Wednesday, May 13

Mineral Oil's Mysteries

Mineral oil is one of those kitchen oddities: as far back as I can remember my mother has admonished me to "feed" my wooden cutting boards and utensils with the stuff. I'm not sure if it's feeding anything, but it is good at preserving, and just as importantly, sure makes them look good.

So, what is mineral oil anyway? Is it food? Is it natural? I wondered why it was called mineral oil; are there any minerals in it? And why people eat it, rub it on metal to prevent rust as well as all over their babies (baby oil is just scented mineral oil) to prevent diaper rash?

Firstly, It Comes from the Ground, But It's Not Natural
Mineral oil, contrary to it's nutritional-sounding name, is a by-product of petroleum distillation. And there are no minerals in it. The term mineral has been attached to this colorless, flavorless and non-reactive lube because of it's origins. Crude oil is found among subterranean rocks--you know--like minerals.

Mineral oil is definitely not food, but because it's non-reactive and indigestible, but it's also not inedible. Think of mineral oil as a hitchhiker that's just passing through the honky tonk town that is your body. It'll go to the saloon, end up in jail, but only stay there until morning. Or you can think of it as vaseline, but runny. They're actually very close from a chemical perspective, as is paraffin, which may be starring in a candle near you.

Fire Eaters, Sufferers of The Grip, and Sugar-Crazed Children
Mineral oil can't be absorbed by the body, so if your guts are bound up from drinking creek water or taking too much Vicadin, sucking down a tablespoon or two can help get things moving. And I mean that in the most literal of senses...think about an orange inside a nylon sock. Now think about an orange in a nylon sock but covered with mineral oil. See? That's what happens, roughly.

If you don't like the idea of ingesting a petroleum distillate, and I don't either mind you, you should also stop eating that nice shiny candy you just bought. Some soft gummy candies are made with mineral oil as an ingredient, and some are just coated with it to create a nice sheen. Bleh.

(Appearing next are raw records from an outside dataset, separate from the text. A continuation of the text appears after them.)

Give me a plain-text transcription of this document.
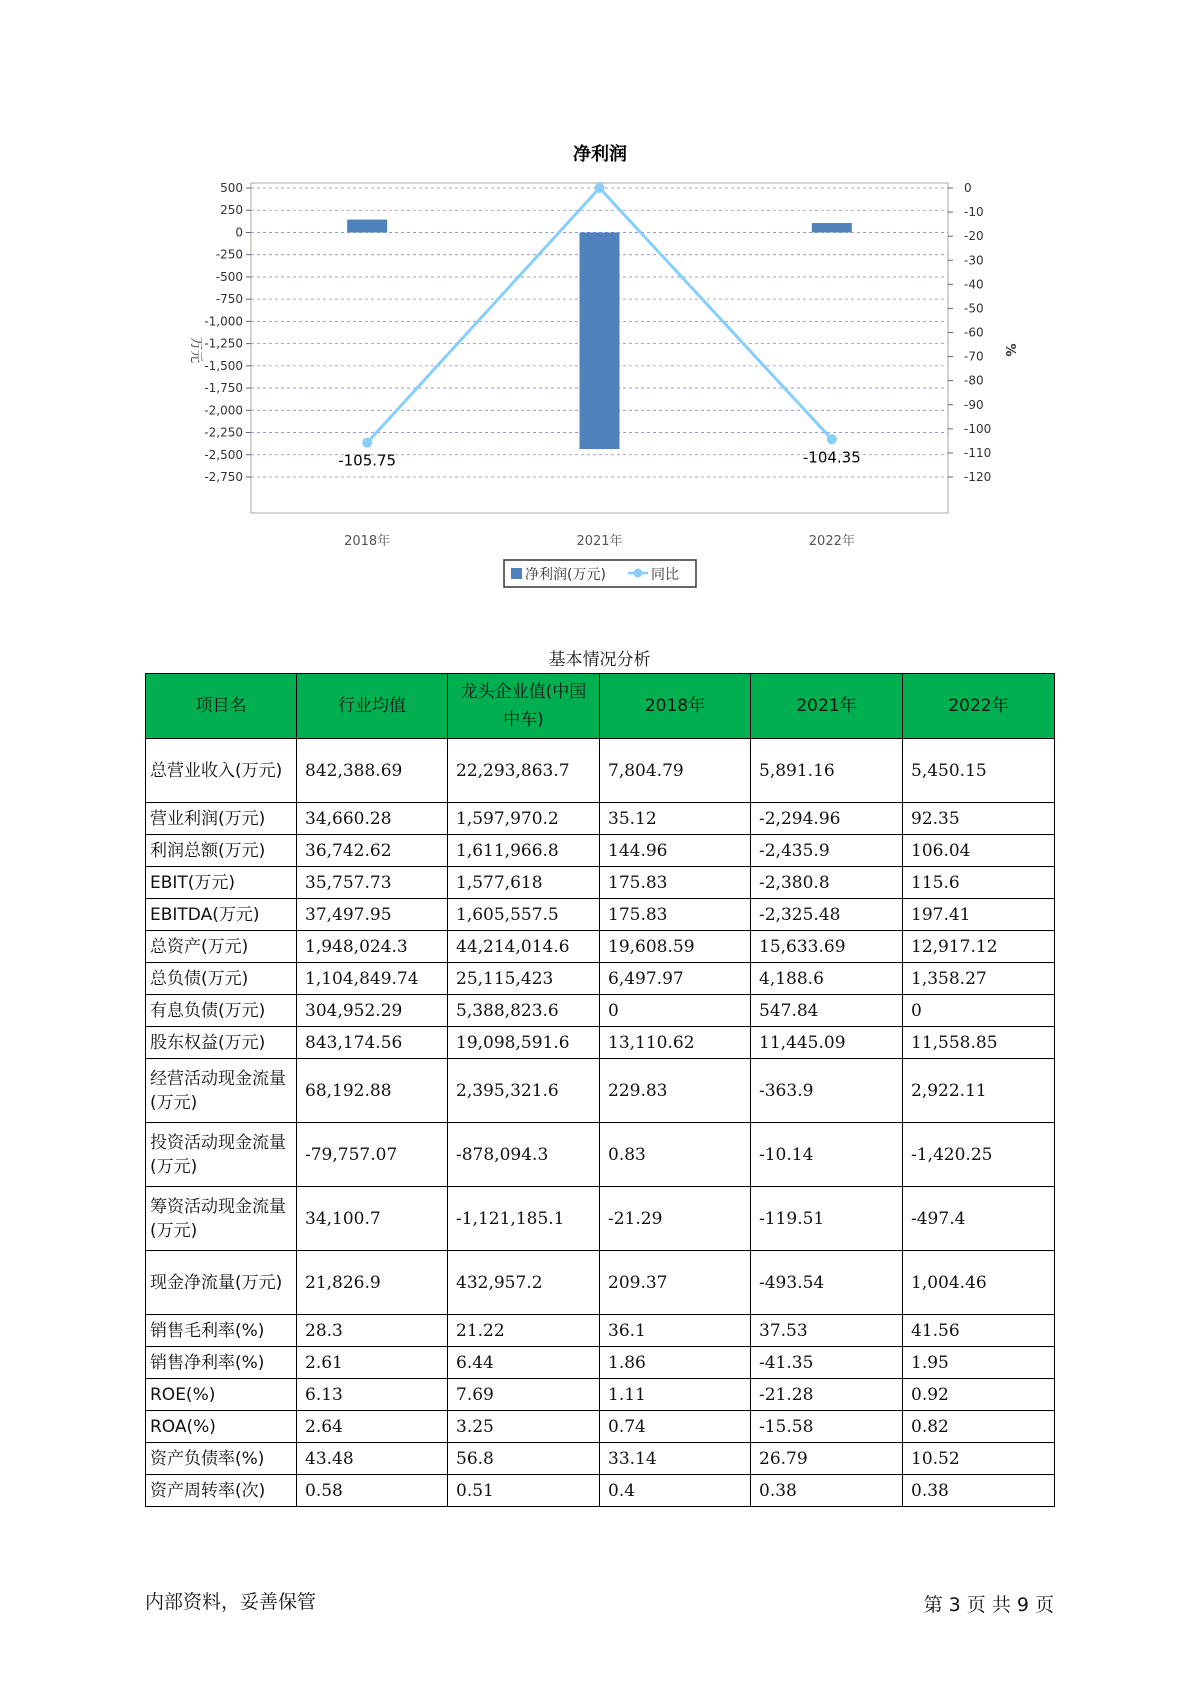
净利润
-105.75	-104.35
500
250
0
-250
-500
-750
-1,000
-1,250
-1,500
-1,750
-2,000
-2,250
-2,500
-2,750
0
-10
-20
-30
-40
-50
-60
-70
-80
-90
-100
-110
-120
2018年	2021年	2022年
万元	%
净利润(万元)	同比
基本情况分析
项目名	行业均值	龙头企业值(中国中车)	2018年	2021年	2022年
总营业收入(万元)	842,388.69	22,293,863.7	7,804.79	5,891.16	5,450.15
营业利润(万元)	34,660.28	1,597,970.2	35.12	-2,294.96	92.35
利润总额(万元)	36,742.62	1,611,966.8	144.96	-2,435.9	106.04
EBIT(万元)	35,757.73	1,577,618	175.83	-2,380.8	115.6
EBITDA(万元)	37,497.95	1,605,557.5	175.83	-2,325.48	197.41
总资产(万元)	1,948,024.3	44,214,014.6	19,608.59	15,633.69	12,917.12
总负债(万元)	1,104,849.74	25,115,423	6,497.97	4,188.6	1,358.27
有息负债(万元)	304,952.29	5,388,823.6	0	547.84	0
股东权益(万元)	843,174.56	19,098,591.6	13,110.62	11,445.09	11,558.85
经营活动现金流量(万元)	68,192.88	2,395,321.6	229.83	-363.9	2,922.11
投资活动现金流量(万元)	-79,757.07	-878,094.3	0.83	-10.14	-1,420.25
筹资活动现金流量(万元)	34,100.7	-1,121,185.1	-21.29	-119.51	-497.4
现金净流量(万元)	21,826.9	432,957.2	209.37	-493.54	1,004.46
销售毛利率(%)	28.3	21.22	36.1	37.53	41.56
销售净利率(%)	2.61	6.44	1.86	-41.35	1.95
ROE(%)	6.13	7.69	1.11	-21.28	0.92
ROA(%)	2.64	3.25	0.74	-15.58	0.82
资产负债率(%)	43.48	56.8	33.14	26.79	10.52
资产周转率(次)	0.58	0.51	0.4	0.38	0.38
内部资料，妥善保管	第 3 页 共 9 页
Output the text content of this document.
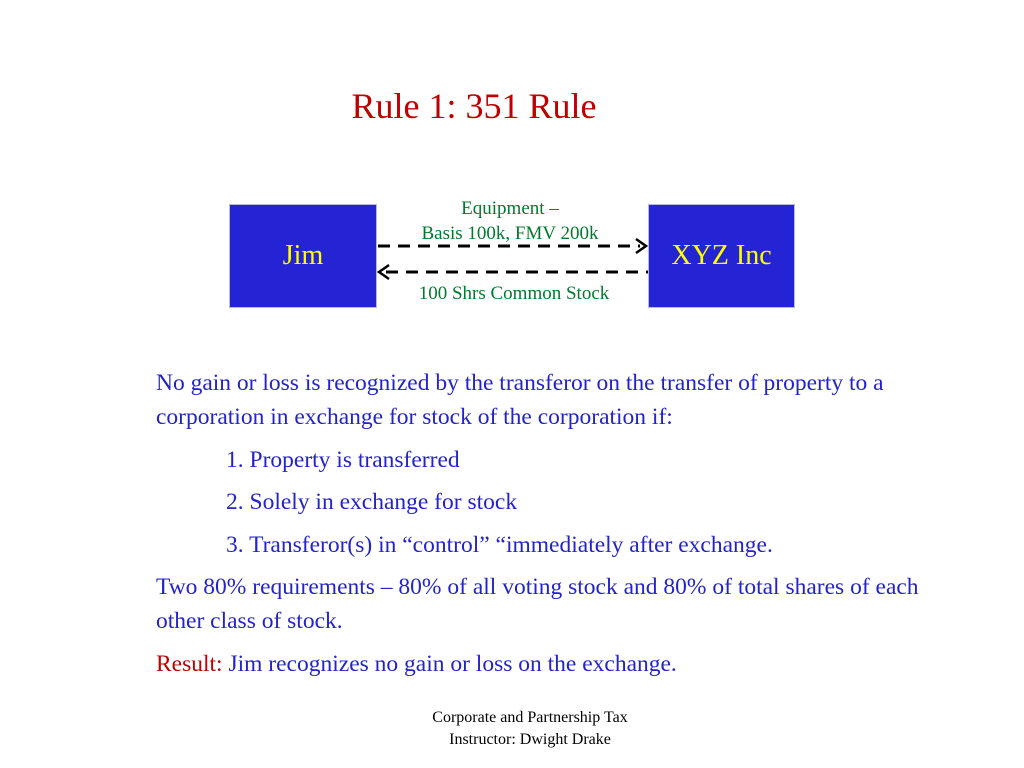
Rule 1: 351 Rule
Jim	XYZ Inc
Equipment –
Basis 100k, FMV 200k
100 Shrs Common Stock
No gain or loss is recognized by the transferor on the transfer of property to a corporation in exchange for stock of the corporation if:
1. Property is transferred
2. Solely in exchange for stock
3. Transferor(s) in “control” “immediately after exchange.
Two 80% requirements – 80% of all voting stock and 80% of total shares of each other class of stock.
Result: Jim recognizes no gain or loss on the exchange.
Corporate and Partnership Tax
Instructor: Dwight Drake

Fire eaters use mineral oil on their crazy batons because it burns at a low temperature, but simultaneously has a very high flashpoint, meaning it won't light unexpectedly by simply coming into contact with a flame like gas or kerosene would. And it's not poisonous, of course, so it's perfectly safe for fire eating. Whew!

What About Wood?
Yes, you should use mineral oil on wooden utensils. For one thing, it repels water, so it can help to seal out moisture and the bacteria that would enjoy bathing in it. By making your wooden stuff a bit more water repellent, they may also last a bit longer, too.

Finally, it brings out the natural grain in wood, which in turn makes you feel like you're more at one with nature as you microwave your teriyaki bowl and adjust your hearing aid so you can listen to Fred on YouTube more clearly. So yes, mineral oil deserves a place under the sink, just remember to take it out and apply to your wooden boards and utensils every few months.